Prior to the pandemic, the requirements were that discharge from hospital should not take place until a responsible clinician says that the person is medically optimised for discharge, and it must be safe for the person to be discharged. What is an appropriate package of care will differ for each individual: it may be care at home, or in a care home. A lawful safe discharge process is informed by a number of health and social care assessments and through consultation with the person and their family.
The new discharge to assess model states that these assessments should no longer take place in hospital, but in the person’s home or a care home. This is a cause of concern, as the purpose of assessments taking place in hospital was partially to ensure that the discharge arrangements would be safe. If the patient lacks mental capacity to make decisions about their care arrangements, the hospital staff should follow the best interest decision making principles set out in the Mental Capacity Act 2005. If a mental capacity and best interest assessment is required, this should still take place in hospital.
This new policy model sets out a welcome and clear framework to navigate the process of needs assessments and statutory funding entitlement on discharge from hospital. After discharge, the person’s care and support costs should be fully-funded for a period of up to six weeks, to allow opportunity for assessments whether they are discharged home or to a care home. If the person had an established support package before they were admitted to hospital, only the additional support costs are fully funded. The discharge to assess funding comes from a central government discharge support fund.
At the six week stage, if the CCG has not completed the appropriate healthcare assessments, then CCG should take on the cost of the person’s care package. If the CCG has complied with its duty to assess, but Social Services have not completed the appropriate assessments under the Care Act 2014, then Social Services should take on the cost of the person’s care package.
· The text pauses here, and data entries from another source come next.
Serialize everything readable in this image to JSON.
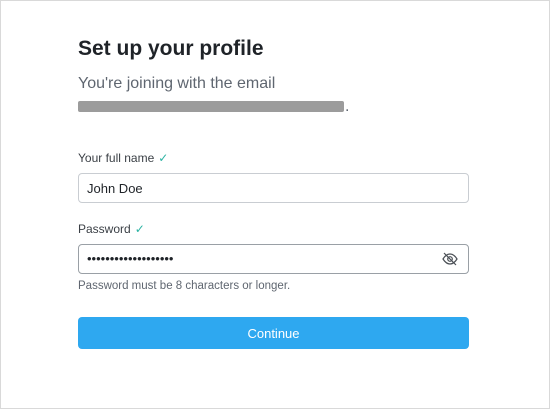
{
  "title": "Set up your profile",
  "subtitle": "You're joining with the email",
  "email_trailing": ".",
  "fullname": {
    "label": "Your full name",
    "check": "✓",
    "value": "John Doe"
  },
  "password": {
    "label": "Password",
    "check": "✓",
    "masked_value": "•••••••••••••••••••",
    "hint": "Password must be 8 characters or longer."
  },
  "continue_label": "Continue",
  "colors": {
    "accent": "#2ea8f0",
    "check": "#2bb3a3"
  },
  "icons": {
    "password_toggle": "eye-slash-icon"
  }
}
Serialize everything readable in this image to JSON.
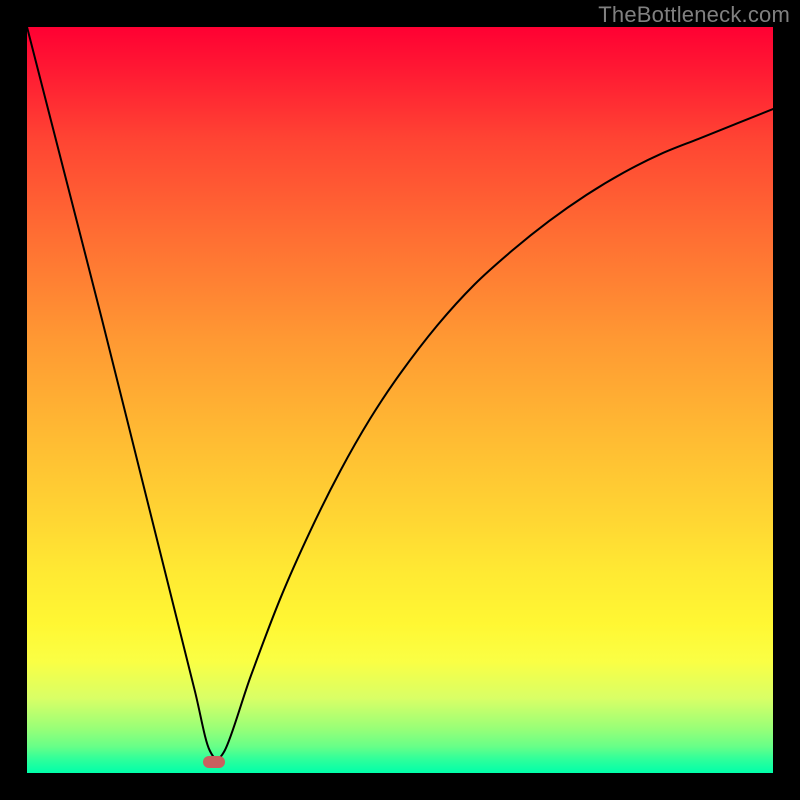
{
  "watermark": "TheBottleneck.com",
  "chart_data": {
    "type": "line",
    "title": "",
    "xlabel": "",
    "ylabel": "",
    "xlim": [
      0,
      100
    ],
    "ylim": [
      0,
      100
    ],
    "grid": false,
    "series": [
      {
        "name": "bottleneck-curve",
        "x": [
          0,
          5,
          10,
          15,
          20,
          22.5,
          24.5,
          26.5,
          30,
          34,
          38,
          42,
          46,
          50,
          55,
          60,
          65,
          70,
          75,
          80,
          85,
          90,
          95,
          100
        ],
        "values": [
          100,
          80.5,
          61,
          41,
          21,
          11,
          3,
          3,
          13,
          23.5,
          32.5,
          40.5,
          47.5,
          53.5,
          60,
          65.5,
          70,
          74,
          77.5,
          80.5,
          83,
          85,
          87,
          89
        ]
      }
    ],
    "vertex": {
      "x": 25,
      "y": 1.5
    },
    "vertex_marker": {
      "color": "#c9605f",
      "shape": "pill"
    },
    "curve_color": "#000000",
    "background": {
      "type": "vertical-gradient",
      "stops": [
        {
          "pos": 0,
          "color": "#ff0033"
        },
        {
          "pos": 50,
          "color": "#ffaa33"
        },
        {
          "pos": 80,
          "color": "#fff733"
        },
        {
          "pos": 100,
          "color": "#00ffaa"
        }
      ]
    },
    "frame_color": "#000000"
  }
}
The person should not be required to contribute towards the cost of their care and support until all assessments have been completed.
In ordinary times, promoting choice and independence are key principles in a safe and appropriate hospital discharge planning process. The new measures put patient choice and independence on a secondary footing, so that the NHS can speed up the hospital discharge process and give priority to those with the most acute need for a hospital bed.
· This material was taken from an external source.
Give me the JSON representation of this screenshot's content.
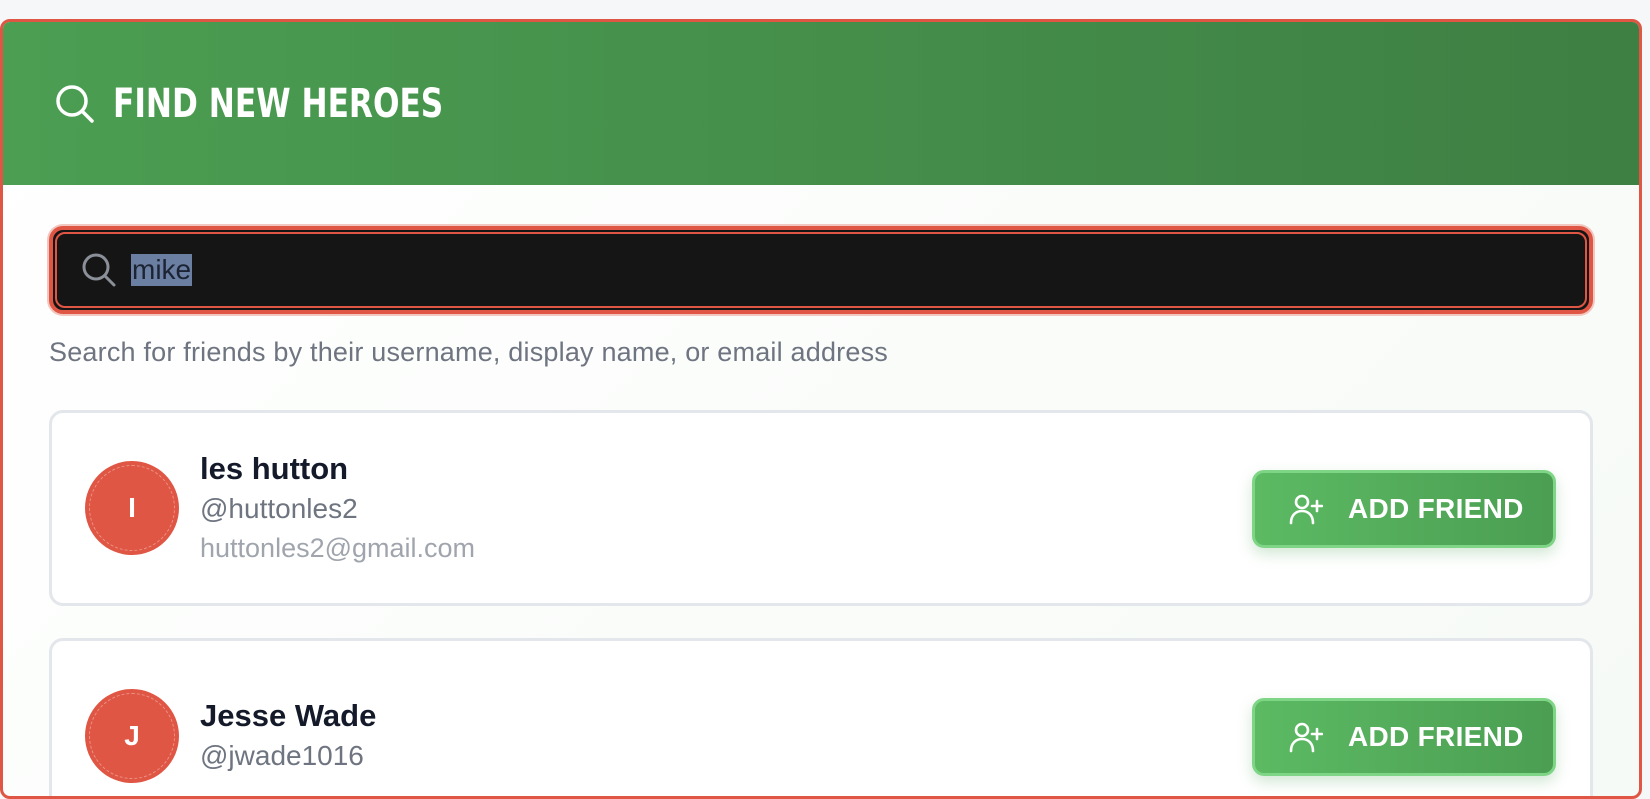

However, the measures relax the rules about funding for care after a hospital discharge. The Government has made it clear that cost should not be an issue that prevents hospital discharge.
If health or social care staff use costs arguments to refuse a care package that promotes choice or independence, rather than making decisions based on the need for a quick discharge, this may be open to challenge.
Similarly, if health or social care decision makers stipulate that care at home is not a safe option on discharge from hospital, this may be open to challenge.
There are occasions when people are effectively forced into accepting unsuitable care arrangements. In ordinary times, the pressure results from Health or Social Services cost restraints. During the pandemic, the situation will be exacerbated by heightened time pressures within hospital settings. At a time of great vulnerability, patients can feel deprived of their dignity and independence.
If hospital discharge is delayed when somebody is asking to leave or has become medically fit, this may amount to a deprivation of liberty and/or an unlawful detention. There may also be safeguarding implications associated with a prolonged discharge or an overly quick discharge to an unsafe destination, or with inadequate care and support.